A Perfect Storm
Hey data geeks and sports fans! March Madness starts in a few hours and I hope you’ve made your picks for favourites and upsets.
The NCAA tournament is by far my favourite fantasy sports event. Continuity is hard to come by even for good college teams and it’s difficult to predict their performance game in and game out. Factor in the single game elimination format with one-and-done players and it’s upsets waiting to happen.
Indiana, Michigan, Duke, Florida. Big schools suffering big upsets during the year. The 2013 tournament field is wide open and so are office bragging rights.
A perfect storm for SAP Visual Intelligence. Who’s going to survive and advance?
Data Sleuthing Using Assumptions
Loading Nic Smith’s data set into SAP Visual Intelligence, I filter out the 68 schools in the tournament.
The data set contains two critical pieces of information for our analysis: Strength of Schedule (SOS) and Simple Rating System (SRS). NCAA schools play in different conferences, and it’s unfair to punish good teams playing against tough opponents. I need to take that into account. Point differential measures a team’s performance against their opponents and this matters significantly.
– Strength of Schedule (SOS) – A rating of strength of schedule. The rating is denominated in points above/below average, where zero is average.
– Simple Rating System (SRS) – A rating that takes into account average point differential and strength of schedule. The rating is denominated in points above/below average, where zero is average.
This gives me my apples-to-apples comparison. I add SOS and SRS as measures along with Average Points Per Game Scored (APGS).
Typically 1-4 seeds are pretty easy to call and we can see that on the data. I’ll focus on the 5-12 seeds and look for an potential upset.
Voilà! I have my first upset. No. 10 Cincinnati over No. 7 Creighton. The Bearcats play in the second toughest conference and it’s reflected by their SOS. Creighton scores a lot of points and has a slightly higher SRS, but it’s against weaker teams. It’s a tough decision, Creighton is the hotter team and they won their conference but the tough Big East is hard to ignore.
No. 7 Illinois is going pretty far in my bracket as well thanks to SOS and SRS. They had a huge upset over Indiana and play better than their ranking.
Who’s the Winner?
In past years I’ve been horrible picking the tiebreaker score. SAP Visual Intelligence is making my (now educated) guesses a lot easier. I simply take the APGS for each finalist and round to the nearest whole number.

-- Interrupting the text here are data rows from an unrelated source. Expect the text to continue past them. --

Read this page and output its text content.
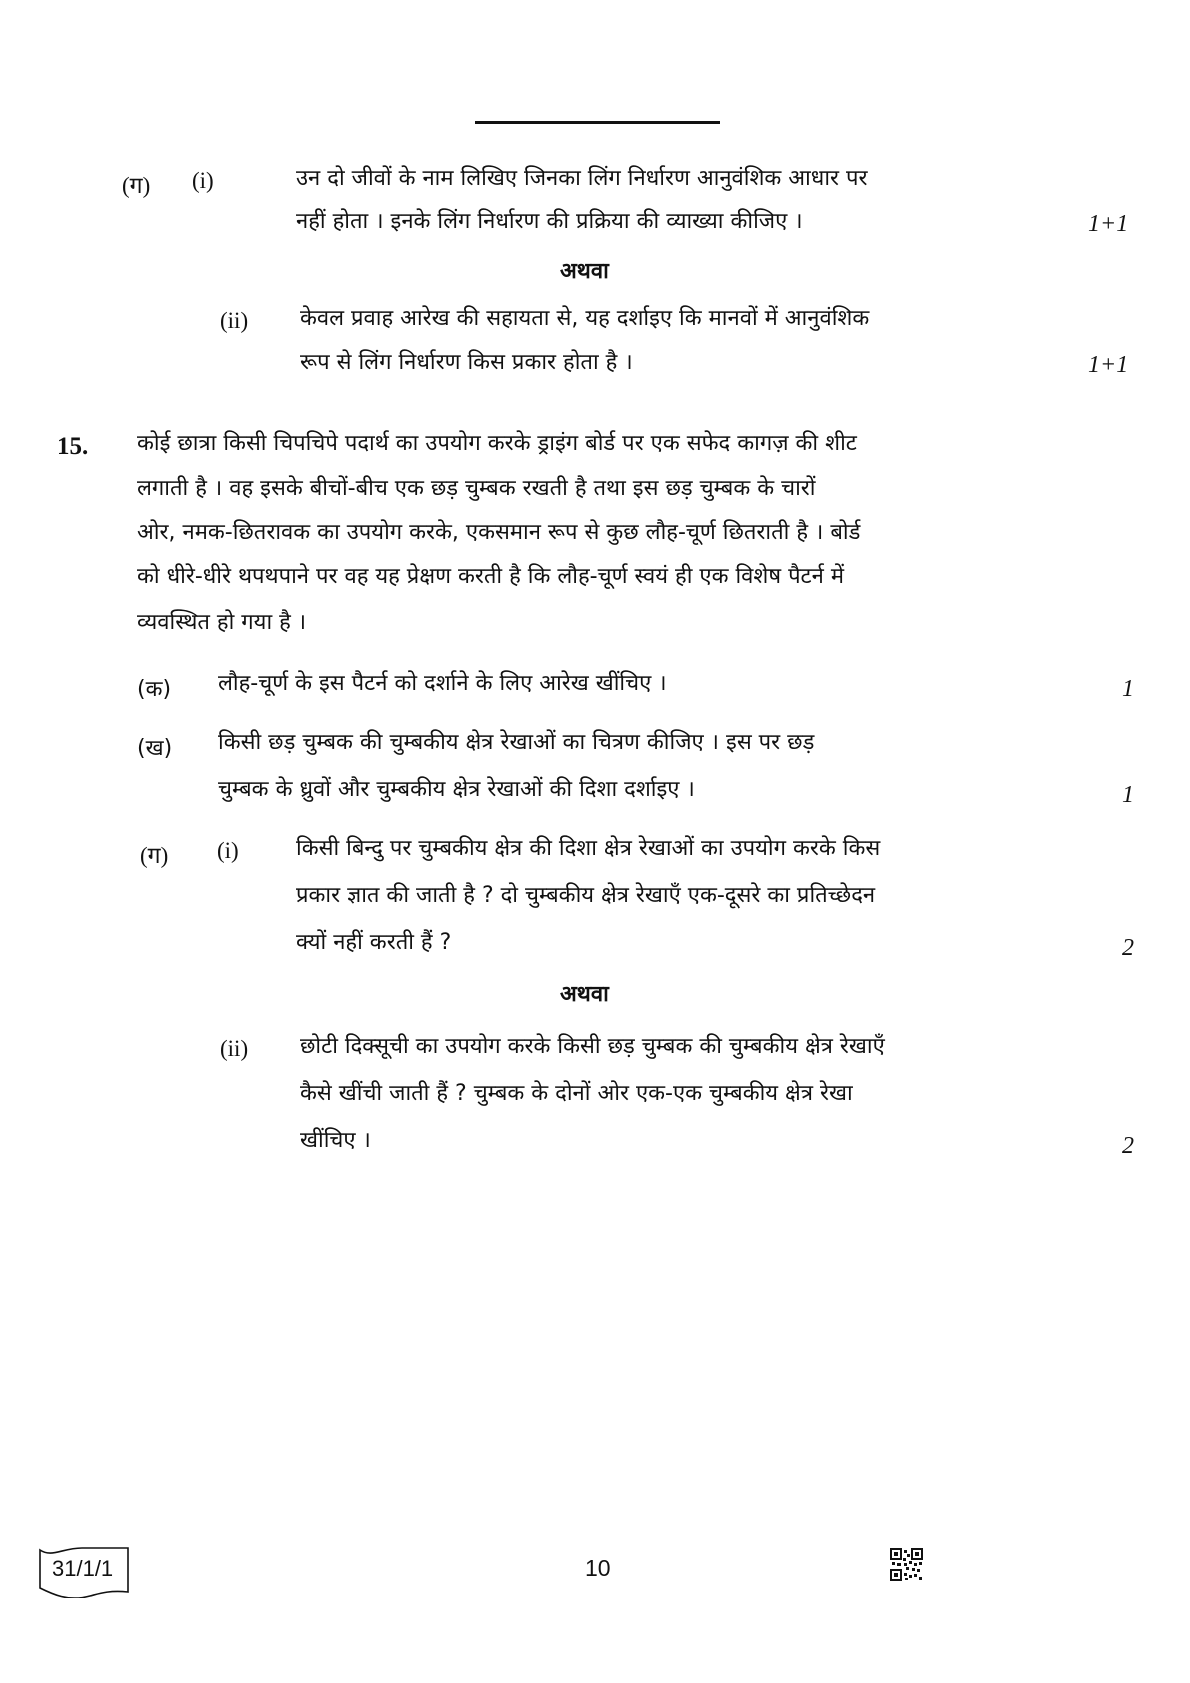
(ग) (i)	उन दो जीवों के नाम लिखिए जिनका लिंग निर्धारण आनुवंशिक आधार पर
नहीं होता । इनके लिंग निर्धारण की प्रक्रिया की व्याख्या कीजिए ।	1+1
अथवा
(ii) केवल प्रवाह आरेख की सहायता से, यह दर्शाइए कि मानवों में आनुवंशिक
रूप से लिंग निर्धारण किस प्रकार होता है ।	1+1
15. कोई छात्रा किसी चिपचिपे पदार्थ का उपयोग करके ड्राइंग बोर्ड पर एक सफेद कागज़ की शीट
लगाती है । वह इसके बीचों-बीच एक छड़ चुम्बक रखती है तथा इस छड़ चुम्बक के चारों
ओर, नमक-छितरावक का उपयोग करके, एकसमान रूप से कुछ लौह-चूर्ण छितराती है । बोर्ड
को धीरे-धीरे थपथपाने पर वह यह प्रेक्षण करती है कि लौह-चूर्ण स्वयं ही एक विशेष पैटर्न में
व्यवस्थित हो गया है ।
(क) लौह-चूर्ण के इस पैटर्न को दर्शाने के लिए आरेख खींचिए ।	1
(ख) किसी छड़ चुम्बक की चुम्बकीय क्षेत्र रेखाओं का चित्रण कीजिए । इस पर छड़
चुम्बक के ध्रुवों और चुम्बकीय क्षेत्र रेखाओं की दिशा दर्शाइए ।	1
(ग) (i)	किसी बिन्दु पर चुम्बकीय क्षेत्र की दिशा क्षेत्र रेखाओं का उपयोग करके किस
प्रकार ज्ञात की जाती है ? दो चुम्बकीय क्षेत्र रेखाएँ एक-दूसरे का प्रतिच्छेदन
क्यों नहीं करती हैं ?	2
अथवा
(ii) छोटी दिक्सूची का उपयोग करके किसी छड़ चुम्बक की चुम्बकीय क्षेत्र रेखाएँ
कैसे खींची जाती हैं ? चुम्बक के दोनों ओर एक-एक चुम्बकीय क्षेत्र रेखा
खींचिए ।	2
31/1/1	10
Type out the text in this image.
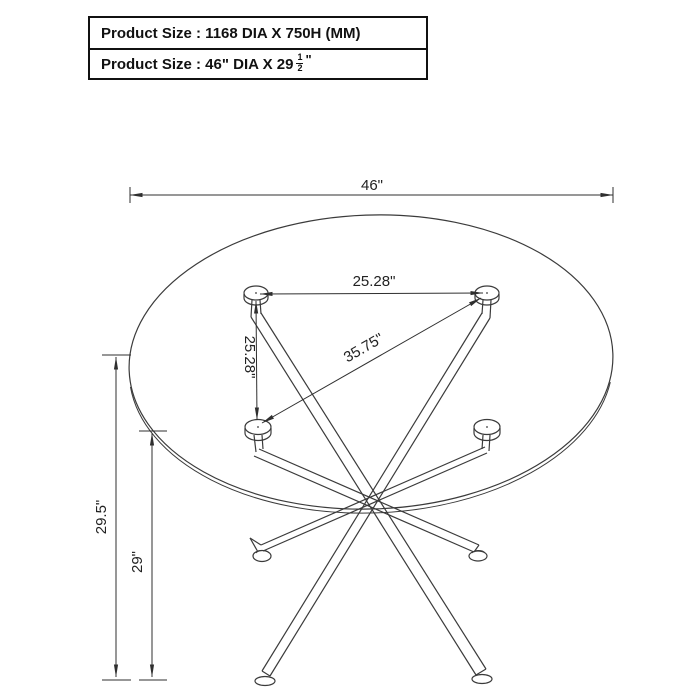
Product Size : 1168 DIA X 750H (MM)
Product Size : 46" DIA X $29 \frac{1}{2}$ "
46"
25.28"
25.28"	35.75"
29.5"
29"
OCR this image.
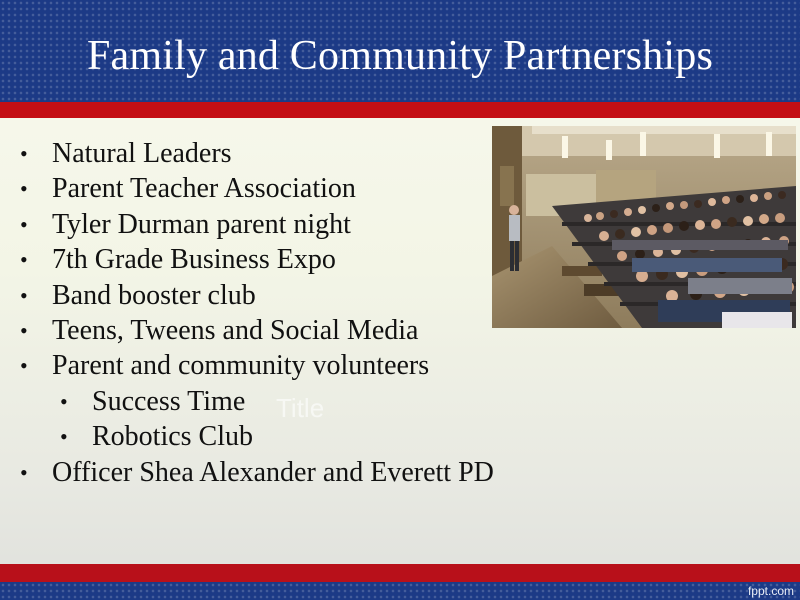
Family and Community Partnerships
• Natural Leaders
• Parent Teacher Association
• Tyler Durman parent night
• 7th Grade Business Expo
• Band booster club
• Teens, Tweens and Social Media
• Parent and community volunteers
• Success Time
• Robotics Club
• Officer Shea Alexander and Everett PD
Title
fppt.com
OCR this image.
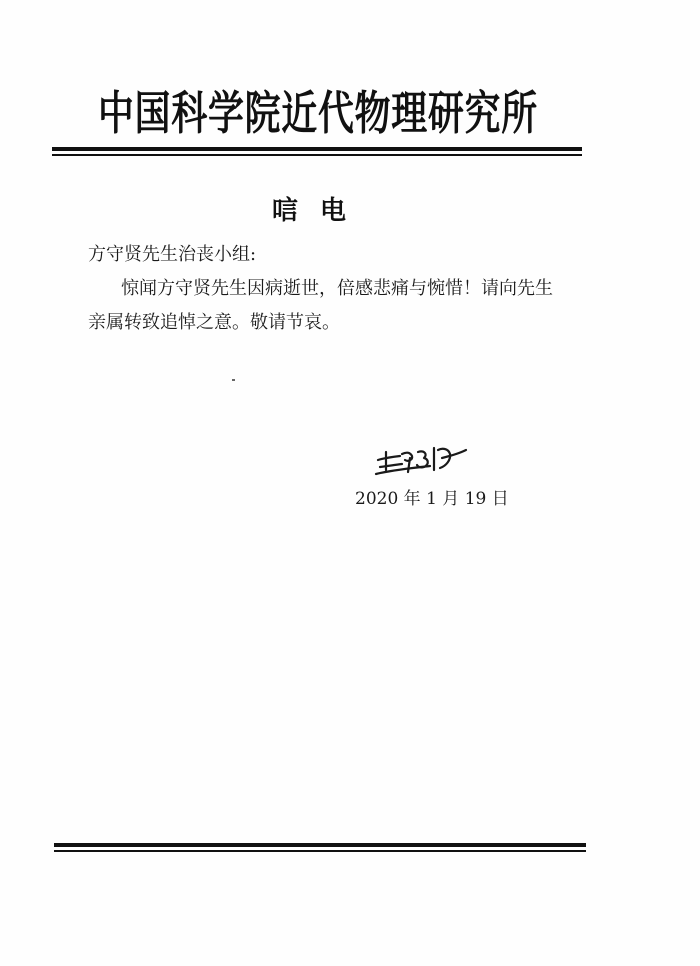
中国科学院近代物理研究所
唁电
方守贤先生治丧小组:
惊闻方守贤先生因病逝世，倍感悲痛与惋惜！请向先生亲属转致追悼之意。敬请节哀。
2020 年 1 月 19 日
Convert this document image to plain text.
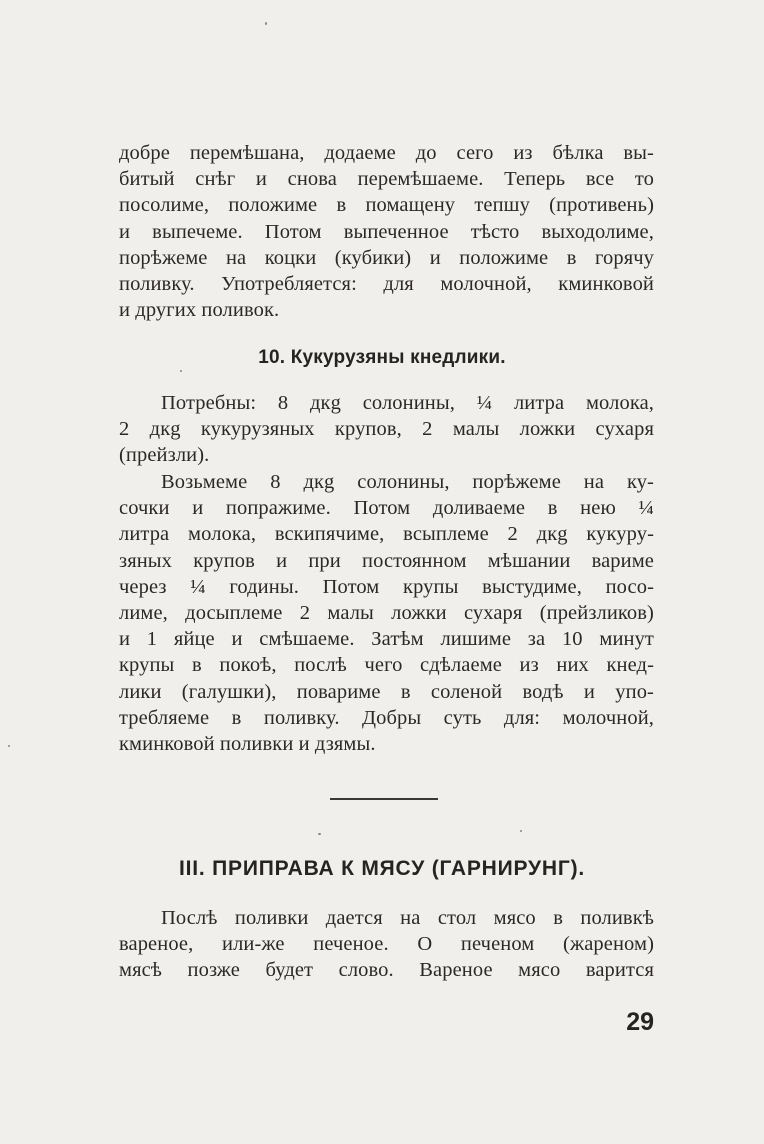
добре перемѣшана, додаеме до сего из бѣлка вы-
битый снѣг и снова перемѣшаеме. Теперь все то
посолиме, положиме в помащену тепшу (противень)
и выпечеме. Потом выпеченное тѣсто выходолиме,
порѣжеме на коцки (кубики) и положиме в горячу
поливку. Употребляется: для молочной, кминковой
и других поливок.
10. Кукурузяны кнедлики.
Потребны: 8 дкg солонины, ¼ литра молока,
2 дкg кукурузяных крупов, 2 малы ложки сухаря
(прейзли).
Возьмеме 8 дкg солонины, порѣжеме на ку-
сочки и попражиме. Потом доливаеме в нею ¼
литра молока, вскипячиме, всыплеме 2 дкg кукуру-
зяных крупов и при постоянном мѣшании вариме
через ¼ годины. Потом крупы выстудиме, посо-
лиме, досыплеме 2 малы ложки сухаря (прейзликов)
и 1 яйце и смѣшаеме. Затѣм лишиме за 10 минут
крупы в покоѣ, послѣ чего сдѣлаеме из них кнед-
лики (галушки), повариме в соленой водѣ и упо-
требляеме в поливку. Добры суть для: молочной,
кминковой поливки и дзямы.
III. ПРИПРАВА К МЯСУ (ГАРНИРУНГ).
Послѣ поливки дается на стол мясо в поливкѣ
вареное, или-же печеное. О печеном (жареном)
мясѣ позже будет слово. Вареное мясо варится
29
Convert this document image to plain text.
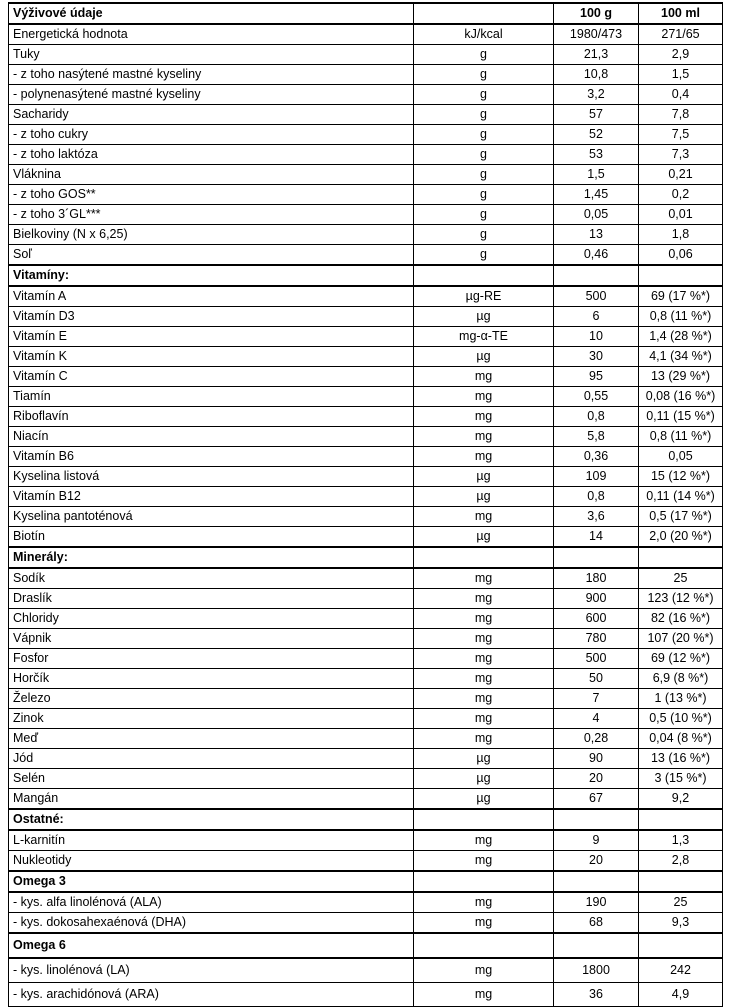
Výživové údaje		100 g	100 ml
Energetická hodnota	kJ/kcal	1980/473	271/65
Tuky	g	21,3	2,9
- z toho nasýtené mastné kyseliny	g	10,8	1,5
- polynenasýtené mastné kyseliny	g	3,2	0,4
Sacharidy	g	57	7,8
- z toho cukry	g	52	7,5
- z toho laktóza	g	53	7,3
Vláknina	g	1,5	0,21
- z toho GOS**	g	1,45	0,2
- z toho 3´GL***	g	0,05	0,01
Bielkoviny (N x 6,25)	g	13	1,8
Soľ	g	0,46	0,06
Vitamíny:			
Vitamín A	µg-RE	500	69 (17 %*)
Vitamín D3	µg	6	0,8 (11 %*)
Vitamín E	mg-α-TE	10	1,4 (28 %*)
Vitamín K	µg	30	4,1 (34 %*)
Vitamín C	mg	95	13 (29 %*)
Tiamín	mg	0,55	0,08 (16 %*)
Riboflavín	mg	0,8	0,11 (15 %*)
Niacín	mg	5,8	0,8 (11 %*)
Vitamín B6	mg	0,36	0,05
Kyselina listová	µg	109	15 (12 %*)
Vitamín B12	µg	0,8	0,11 (14 %*)
Kyselina pantoténová	mg	3,6	0,5 (17 %*)
Biotín	µg	14	2,0 (20 %*)
Minerály:			
Sodík	mg	180	25
Draslík	mg	900	123 (12 %*)
Chloridy	mg	600	82 (16 %*)
Vápnik	mg	780	107 (20 %*)
Fosfor	mg	500	69 (12 %*)
Horčík	mg	50	6,9 (8 %*)
Železo	mg	7	1 (13 %*)
Zinok	mg	4	0,5 (10 %*)
Meď	mg	0,28	0,04 (8 %*)
Jód	µg	90	13 (16 %*)
Selén	µg	20	3 (15 %*)
Mangán	µg	67	9,2
Ostatné:			
L-karnitín	mg	9	1,3
Nukleotidy	mg	20	2,8
Omega 3			
- kys. alfa linolénová (ALA)	mg	190	25
- kys. dokosahexaénová (DHA)	mg	68	9,3
Omega 6			
- kys. linolénová (LA)	mg	1800	242
- kys. arachidónová (ARA)	mg	36	4,9
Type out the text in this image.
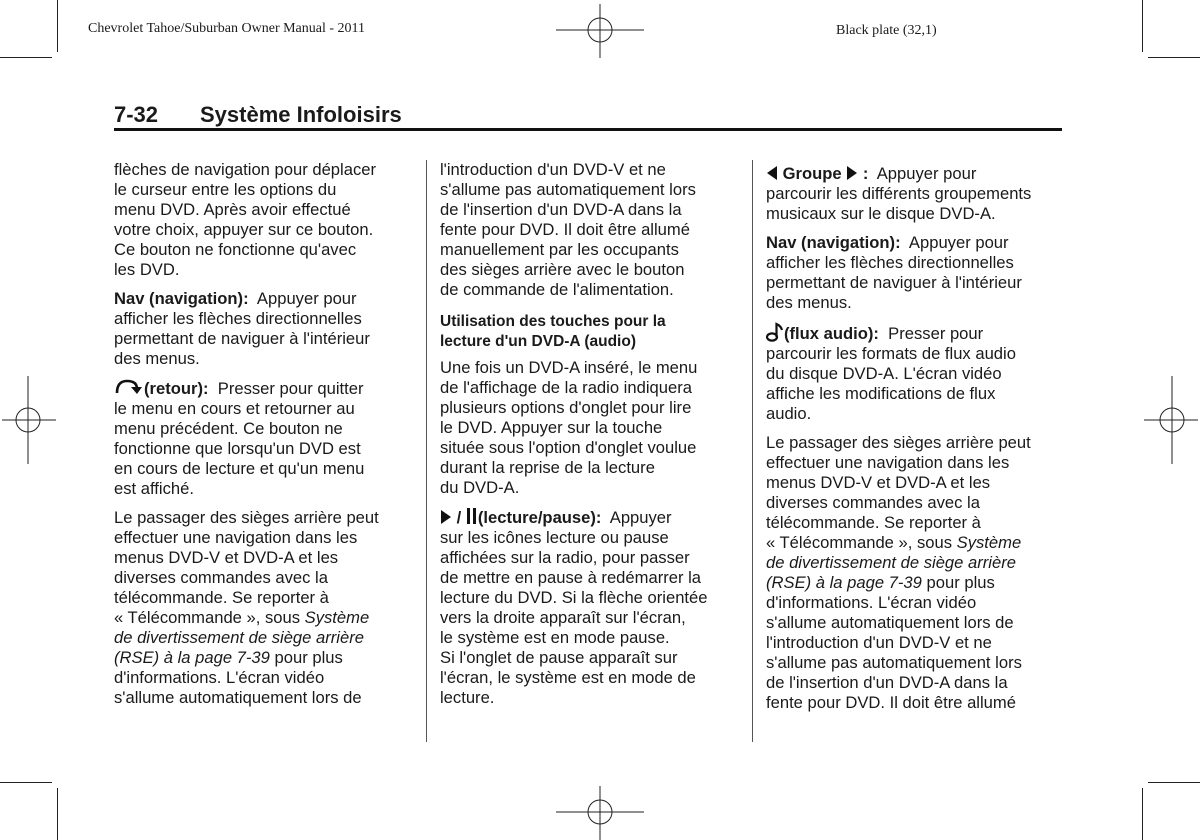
Chevrolet Tahoe/Suburban Owner Manual - 2011	Black plate (32,1)
7-32	Système Infoloisirs

flèches de navigation pour déplacer
le curseur entre les options du
menu DVD. Après avoir effectué
votre choix, appuyer sur ce bouton.
Ce bouton ne fonctionne qu'avec
les DVD.

Nav (navigation): Appuyer pour
afficher les flèches directionnelles
permettant de naviguer à l'intérieur
des menus.

(retour): Presser pour quitter
le menu en cours et retourner au
menu précédent. Ce bouton ne
fonctionne que lorsqu'un DVD est
en cours de lecture et qu'un menu
est affiché.

Le passager des sièges arrière peut
effectuer une navigation dans les
menus DVD-V et DVD-A et les
diverses commandes avec la
télécommande. Se reporter à
« Télécommande », sous Système
de divertissement de siège arrière
(RSE) à la page 7-39 pour plus
d'informations. L'écran vidéo
s'allume automatiquement lors de

l'introduction d'un DVD-V et ne
s'allume pas automatiquement lors
de l'insertion d'un DVD-A dans la
fente pour DVD. Il doit être allumé
manuellement par les occupants
des sièges arrière avec le bouton
de commande de l'alimentation.

Utilisation des touches pour la
lecture d'un DVD-A (audio)

Une fois un DVD-A inséré, le menu
de l'affichage de la radio indiquera
plusieurs options d'onglet pour lire
le DVD. Appuyer sur la touche
située sous l'option d'onglet voulue
durant la reprise de la lecture
du DVD-A.

/ (lecture/pause): Appuyer
sur les icônes lecture ou pause
affichées sur la radio, pour passer
de mettre en pause à redémarrer la
lecture du DVD. Si la flèche orientée
vers la droite apparaît sur l'écran,
le système est en mode pause.
Si l'onglet de pause apparaît sur
l'écran, le système est en mode de
lecture.

Groupe : Appuyer pour
parcourir les différents groupements
musicaux sur le disque DVD-A.

Nav (navigation): Appuyer pour
afficher les flèches directionnelles
permettant de naviguer à l'intérieur
des menus.

(flux audio): Presser pour
parcourir les formats de flux audio
du disque DVD-A. L'écran vidéo
affiche les modifications de flux
audio.

Le passager des sièges arrière peut
effectuer une navigation dans les
menus DVD-V et DVD-A et les
diverses commandes avec la
télécommande. Se reporter à
« Télécommande », sous Système
de divertissement de siège arrière
(RSE) à la page 7-39 pour plus
d'informations. L'écran vidéo
s'allume automatiquement lors de
l'introduction d'un DVD-V et ne
s'allume pas automatiquement lors
de l'insertion d'un DVD-A dans la
fente pour DVD. Il doit être allumé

I feel pretty confident about my bracket. President Obama picked Indiana in his bracket and has the same Cincinnati over Creighton upset. He did pretty well on his bracket last year and at one point scored in the 96th percentile.
Maybe he’s doing data analysis as well?
Subject matter experts are able to make tough decisions on close calls based on past experience. With little knowledge of this year’s tournament teams, I picked upsets and dark horses like a seasoned scout using SAP Visual Intelligence. I’m going to apply this methodology to my day-to-day analysis, and I hope you do as well.